TP3 has its own problems, however. It was valved off in January after its temperature readback began glitching and spuriously triggering the interlocks [ELOG 15140]. However the problem appears to be limited only one readback (rotation speed, current, voltage are fine) and there is enough redundancy in the pump-dependent interlock conditions to safely connect it to the main volume.
We also discovered that sometime since January, the TP3 dry pump has failed. The foreline pressure had risen to 165 torr. Since the TP2 and TP3 dry pumps are not interchangeable (Agilent vs. Varian), we instead valved in the auxiliary dry pump and disconnected the failed dry pump using a KF blank. This is a temporary arrangement until the permanent dry pump can be repaired. Jordan removed it to replace the tip seals and will test it in the bake lab before reinstalling.
With this configuration in place, we proceeded to pump down the main volume without issue (attachment 1). We monitored the pumpdown for about 45 min., until the pressure had reached ~1E-5 torr and TP3 had been transitioned to standby (low-speed) mode.
I replaced an empty N2 cylinder, there are now two empty tanks in the outside rack.
I missed the vacuum discussion on the call today, but I have some questions/comments:
At the very least, I think we should consider making the interlock code have levels (like interrupts on a micro controller). So if the pressure gauges are communicating and are reporting acceptable pressure readings, we should be able to reject unphysical readbacks from the TP controllers.
I still don’t understand why TP2 can’t back TP1, but we just disable all the software interlock conditions contingent on TP2 readbacks. This pump is far newer than TP3, and unless I’ve misunderstood something major about the vacuum infrastructure, I don’t really see why we should trust this flaky serial readbacks for any actionable interlocks, at least without some AND logic (since temperature, current and speed aren’t really independent variables).
I also think we should finally implement the email alert in the event the vacuum interlock is tripped. I can implement this if no one else volunteers.

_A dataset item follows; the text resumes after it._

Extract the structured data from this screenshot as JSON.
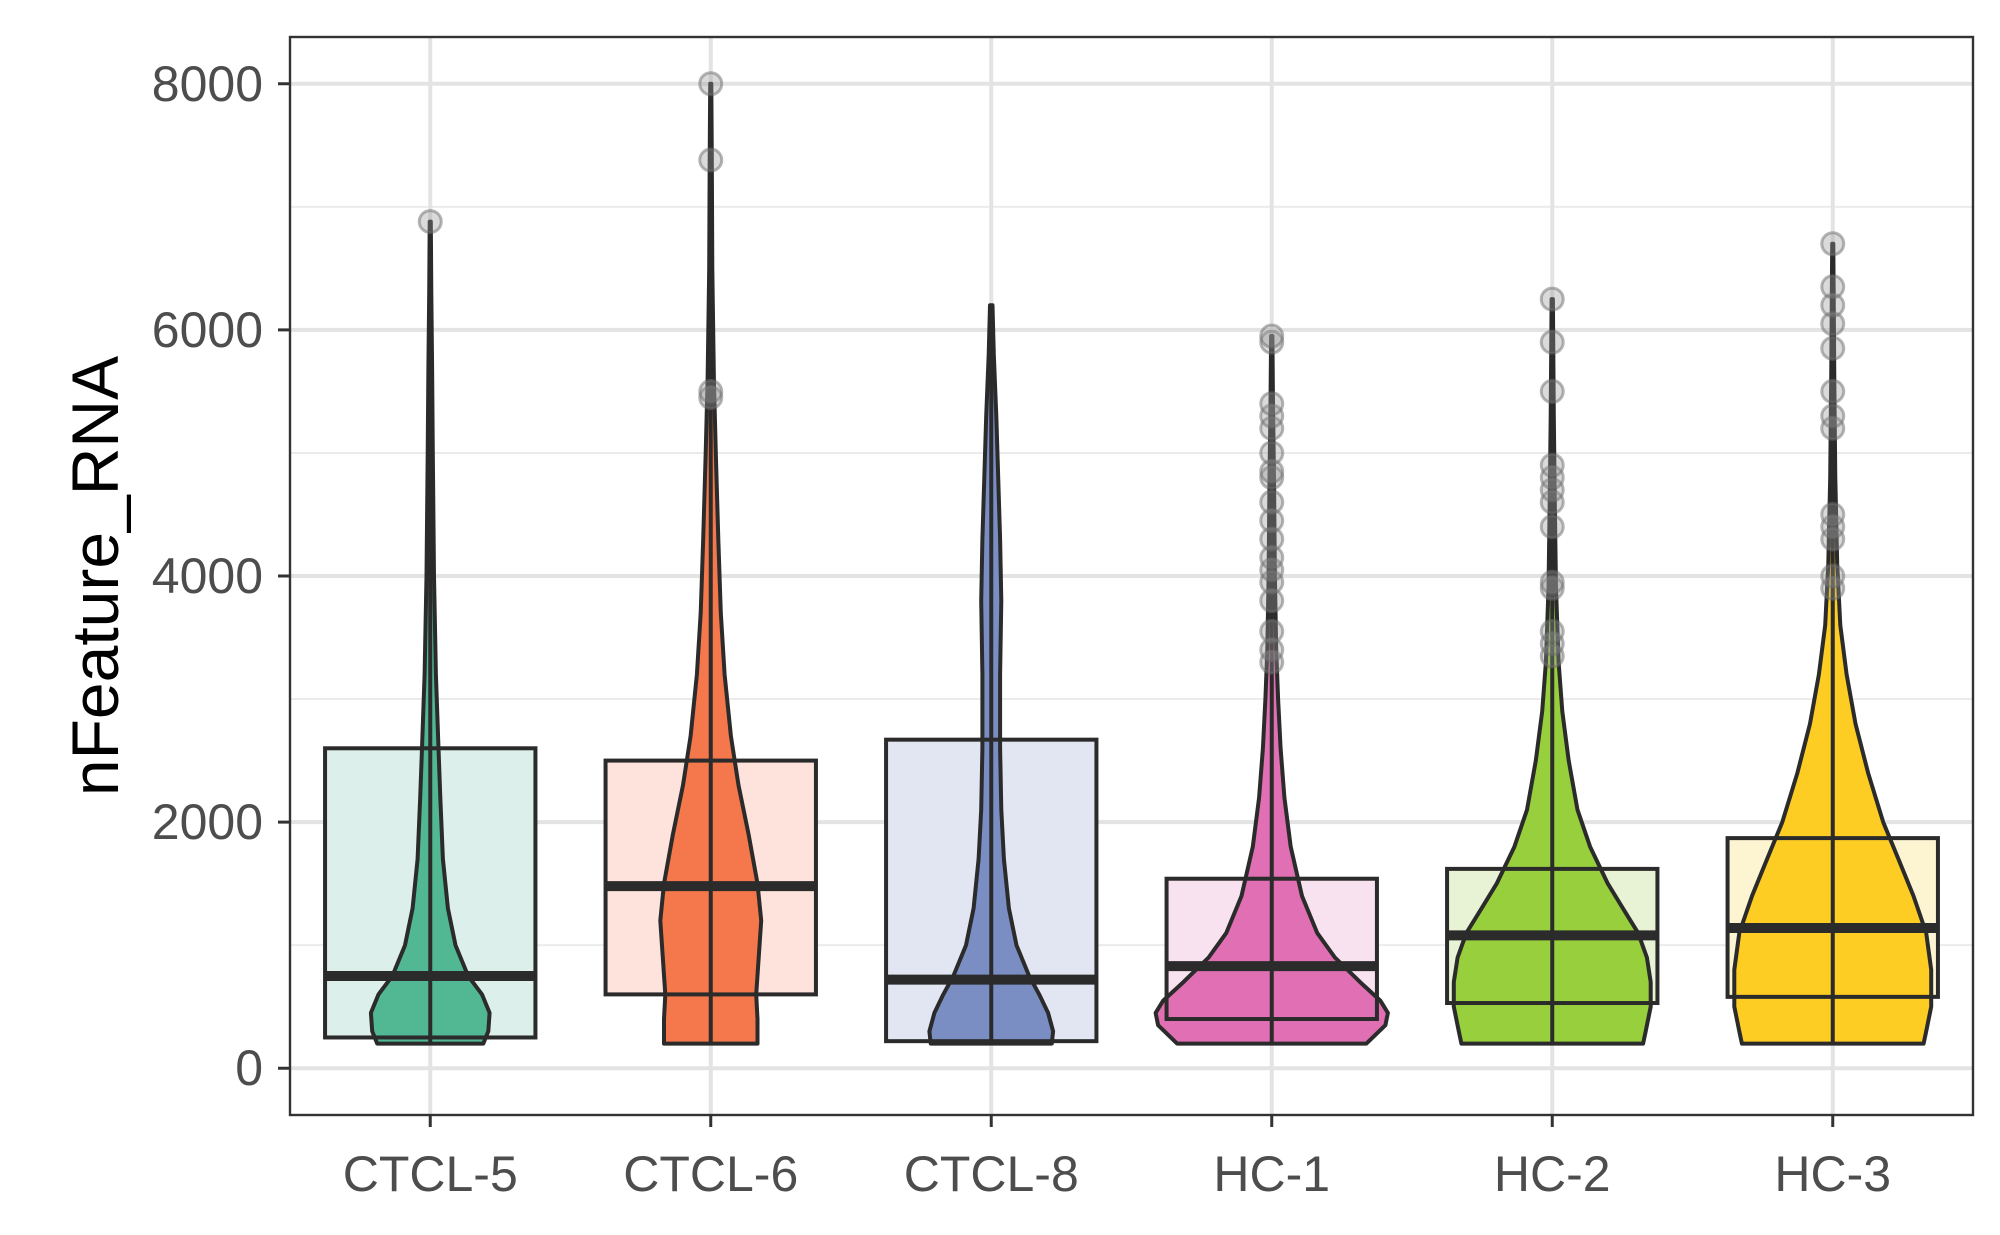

This might also be a good reminder to get the documentation in order about the new vacuum system.
I will be at the 40m today from 9:30am to 4pm.

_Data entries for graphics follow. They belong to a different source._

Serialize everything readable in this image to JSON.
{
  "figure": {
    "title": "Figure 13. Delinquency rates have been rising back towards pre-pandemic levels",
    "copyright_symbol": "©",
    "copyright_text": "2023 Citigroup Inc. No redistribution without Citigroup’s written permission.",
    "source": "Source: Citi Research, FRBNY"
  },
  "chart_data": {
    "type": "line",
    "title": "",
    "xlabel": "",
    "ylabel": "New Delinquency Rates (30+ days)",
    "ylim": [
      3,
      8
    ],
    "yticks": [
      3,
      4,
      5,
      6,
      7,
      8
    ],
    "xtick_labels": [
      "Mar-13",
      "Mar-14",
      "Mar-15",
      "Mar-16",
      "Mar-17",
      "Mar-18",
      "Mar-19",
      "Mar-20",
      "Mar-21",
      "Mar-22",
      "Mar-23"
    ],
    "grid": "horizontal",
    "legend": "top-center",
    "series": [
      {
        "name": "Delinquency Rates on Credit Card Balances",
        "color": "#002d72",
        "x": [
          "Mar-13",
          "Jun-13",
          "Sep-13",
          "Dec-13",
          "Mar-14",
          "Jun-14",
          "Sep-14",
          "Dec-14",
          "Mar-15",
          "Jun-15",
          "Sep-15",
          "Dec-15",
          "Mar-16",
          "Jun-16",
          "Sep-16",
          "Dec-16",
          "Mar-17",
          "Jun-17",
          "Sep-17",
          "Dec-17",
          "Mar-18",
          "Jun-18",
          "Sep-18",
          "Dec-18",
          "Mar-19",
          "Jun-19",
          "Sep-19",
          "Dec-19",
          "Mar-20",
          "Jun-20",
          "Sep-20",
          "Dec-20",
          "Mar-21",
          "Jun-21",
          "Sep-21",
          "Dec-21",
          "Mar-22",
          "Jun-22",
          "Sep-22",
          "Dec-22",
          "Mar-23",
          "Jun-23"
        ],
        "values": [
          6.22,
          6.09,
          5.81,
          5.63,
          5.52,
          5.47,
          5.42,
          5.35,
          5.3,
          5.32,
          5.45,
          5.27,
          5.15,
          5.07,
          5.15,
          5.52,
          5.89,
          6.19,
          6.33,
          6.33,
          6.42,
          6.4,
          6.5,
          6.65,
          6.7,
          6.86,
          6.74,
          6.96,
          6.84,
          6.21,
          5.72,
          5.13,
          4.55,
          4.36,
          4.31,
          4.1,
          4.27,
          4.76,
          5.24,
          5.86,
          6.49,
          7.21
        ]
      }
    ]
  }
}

Looking at images of the old vac screens, the TP2/3 rotation speed and status string were digitally monitored. However I don't know if there were software interlocks predicated on those.
The temperature and current interlocks are implemented precisely because the pumps can shut themselves off. The concern is not about damaging the pumps (their internal logic protects against that); it's that a pump could automatically shut down and back-vent the IFO to atmosphere. Another interlock (e.g., the pressure differentials) might catch it, but it would depend on the back-vent rate and the scenario has never been tested. The temperature and current interlocks are set to trip just before the pump reaches its internal shut-down threshold.

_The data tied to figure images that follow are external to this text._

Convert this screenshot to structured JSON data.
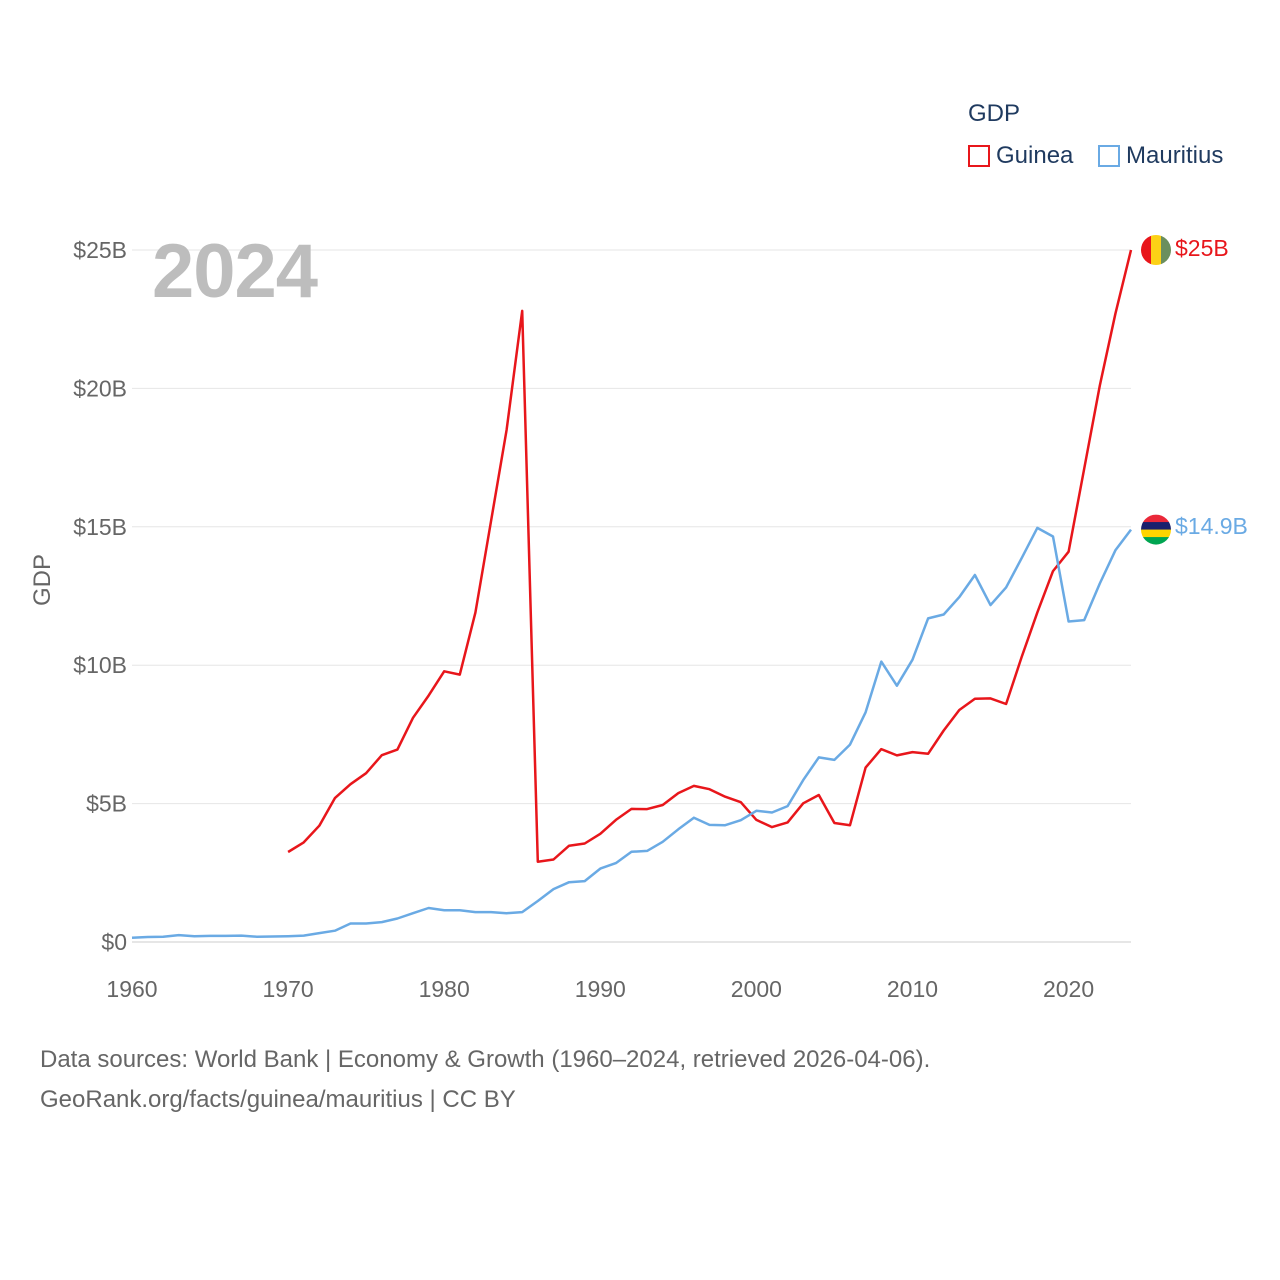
{
  "legend": {
    "title": "GDP",
    "items": [
      {
        "name": "Guinea",
        "color": "#e8161b"
      },
      {
        "name": "Mauritius",
        "color": "#6aaae4"
      }
    ]
  },
  "year_label": "2024",
  "end_labels": {
    "guinea": "$25B",
    "mauritius": "$14.9B"
  },
  "flags": {
    "guinea": {
      "icon": "guinea-flag-icon",
      "colors": [
        "#e8161b",
        "#fcd116",
        "#6b8f5e"
      ]
    },
    "mauritius": {
      "icon": "mauritius-flag-icon",
      "colors": [
        "#ea2839",
        "#1a206d",
        "#ffd500",
        "#00a551"
      ]
    }
  },
  "source": {
    "line1": "Data sources: World Bank | Economy & Growth (1960–2024, retrieved 2026-04-06).",
    "line2": "GeoRank.org/facts/guinea/mauritius | CC BY"
  },
  "chart_data": {
    "type": "line",
    "title": "GDP",
    "xlabel": "",
    "ylabel": "GDP",
    "xlim": [
      1960,
      2024
    ],
    "ylim": [
      0,
      25
    ],
    "x_ticks": [
      1960,
      1970,
      1980,
      1990,
      2000,
      2010,
      2020
    ],
    "x_tick_labels": [
      "1960",
      "1970",
      "1980",
      "1990",
      "2000",
      "2010",
      "2020"
    ],
    "y_ticks": [
      0,
      5,
      10,
      15,
      20,
      25
    ],
    "y_tick_labels": [
      "$0",
      "$5B",
      "$10B",
      "$15B",
      "$20B",
      "$25B"
    ],
    "grid": true,
    "legend_position": "top-right",
    "units": "USD billions",
    "series": [
      {
        "name": "Guinea",
        "color": "#e8161b",
        "x": [
          1970,
          1971,
          1972,
          1973,
          1974,
          1975,
          1976,
          1977,
          1978,
          1979,
          1980,
          1981,
          1982,
          1983,
          1984,
          1985,
          1986,
          1987,
          1988,
          1989,
          1990,
          1991,
          1992,
          1993,
          1994,
          1995,
          1996,
          1997,
          1998,
          1999,
          2000,
          2001,
          2002,
          2003,
          2004,
          2005,
          2006,
          2007,
          2008,
          2009,
          2010,
          2011,
          2012,
          2013,
          2014,
          2015,
          2016,
          2017,
          2018,
          2019,
          2020,
          2021,
          2022,
          2023,
          2024
        ],
        "values": [
          3.25,
          3.6,
          4.2,
          5.2,
          5.7,
          6.1,
          6.75,
          6.95,
          8.1,
          8.9,
          9.78,
          9.66,
          11.9,
          15.2,
          18.5,
          22.8,
          2.9,
          2.98,
          3.48,
          3.56,
          3.91,
          4.41,
          4.81,
          4.8,
          4.95,
          5.38,
          5.64,
          5.52,
          5.25,
          5.05,
          4.41,
          4.15,
          4.32,
          5.01,
          5.31,
          4.3,
          4.22,
          6.3,
          6.97,
          6.74,
          6.86,
          6.8,
          7.64,
          8.38,
          8.79,
          8.8,
          8.6,
          10.3,
          11.9,
          13.4,
          14.1,
          17.1,
          20.1,
          22.7,
          25.0
        ]
      },
      {
        "name": "Mauritius",
        "color": "#6aaae4",
        "x": [
          1960,
          1961,
          1962,
          1963,
          1964,
          1965,
          1966,
          1967,
          1968,
          1969,
          1970,
          1971,
          1972,
          1973,
          1974,
          1975,
          1976,
          1977,
          1978,
          1979,
          1980,
          1981,
          1982,
          1983,
          1984,
          1985,
          1986,
          1987,
          1988,
          1989,
          1990,
          1991,
          1992,
          1993,
          1994,
          1995,
          1996,
          1997,
          1998,
          1999,
          2000,
          2001,
          2002,
          2003,
          2004,
          2005,
          2006,
          2007,
          2008,
          2009,
          2010,
          2011,
          2012,
          2013,
          2014,
          2015,
          2016,
          2017,
          2018,
          2019,
          2020,
          2021,
          2022,
          2023,
          2024
        ],
        "values": [
          0.15,
          0.18,
          0.19,
          0.25,
          0.21,
          0.22,
          0.22,
          0.23,
          0.19,
          0.2,
          0.21,
          0.23,
          0.32,
          0.41,
          0.67,
          0.67,
          0.72,
          0.85,
          1.04,
          1.23,
          1.15,
          1.15,
          1.08,
          1.08,
          1.04,
          1.08,
          1.48,
          1.91,
          2.16,
          2.2,
          2.65,
          2.85,
          3.26,
          3.29,
          3.62,
          4.07,
          4.49,
          4.23,
          4.22,
          4.4,
          4.74,
          4.68,
          4.91,
          5.85,
          6.67,
          6.58,
          7.13,
          8.3,
          10.13,
          9.26,
          10.2,
          11.69,
          11.83,
          12.46,
          13.26,
          12.17,
          12.81,
          13.87,
          14.96,
          14.65,
          11.58,
          11.63,
          12.95,
          14.15,
          14.9
        ]
      }
    ]
  }
}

One way we might be able to reduce our reliance on the flaky serial readbacks is to implement rotation-speed hardware interlocks. The old vac documentation alludes to these, but as far as Chub and I could determine in 2018, they never actually existed. The older turbo controllers, at least, had an analog output proportional to speed which could be used to control a relay to interrupt the V4/5 control signals. I'll look into this for the new controllers. If it could be done, we could likely eliminate the layer of serial-readback interlocks altogether.
That would be awesome if you're willing to volunteer. I agree this would be great to have.
I agree there were MEDM fields, but I can't find any record of these channels being recorded till 2018 December, so I don't agree that they were being digitally monitored. You can also look back in the elog (e.g. here and here) and see that the display fields are just blank. I would then assume that no interlocks were dependent on these channels, because otherwise the vacuum interlocks would be perpetually tripped.
Sorry but I'm having trouble imagining a scenario how the pressure gauges wouldn't register this before the IFO volume is compromised. Is there some back of the envelope calculations I can do to understand this? Since both the pressure gauges and the TP diagnostic channels are being monitored via EPICS, the refresh rate is similar, so I don't see how we can have a pump temperature / speed / current threshold tripped but NOT have this be registered on all the pressure gauges, seems like a bit of a contrived scenario to me. Our thresholds currently seem to be arbitrary numbers anyway, or are they based on some expected backstreaming rate? Isn't this scenario degenerate with a leak elsewhere in the vacuum envelope that would be caught by the differential pressure interlocks?
For the email alert, can you expose a soft channel that is a flag - if this flag is not 1, then the service will send out an email.
Right, I doubt they were ever recorded or used for interlocks. But the readbacks did work at one point in the past. There's a photo of the old vac monitor screen on p. 19 of E1500239 (last updated 2017) which shows the fields once alive.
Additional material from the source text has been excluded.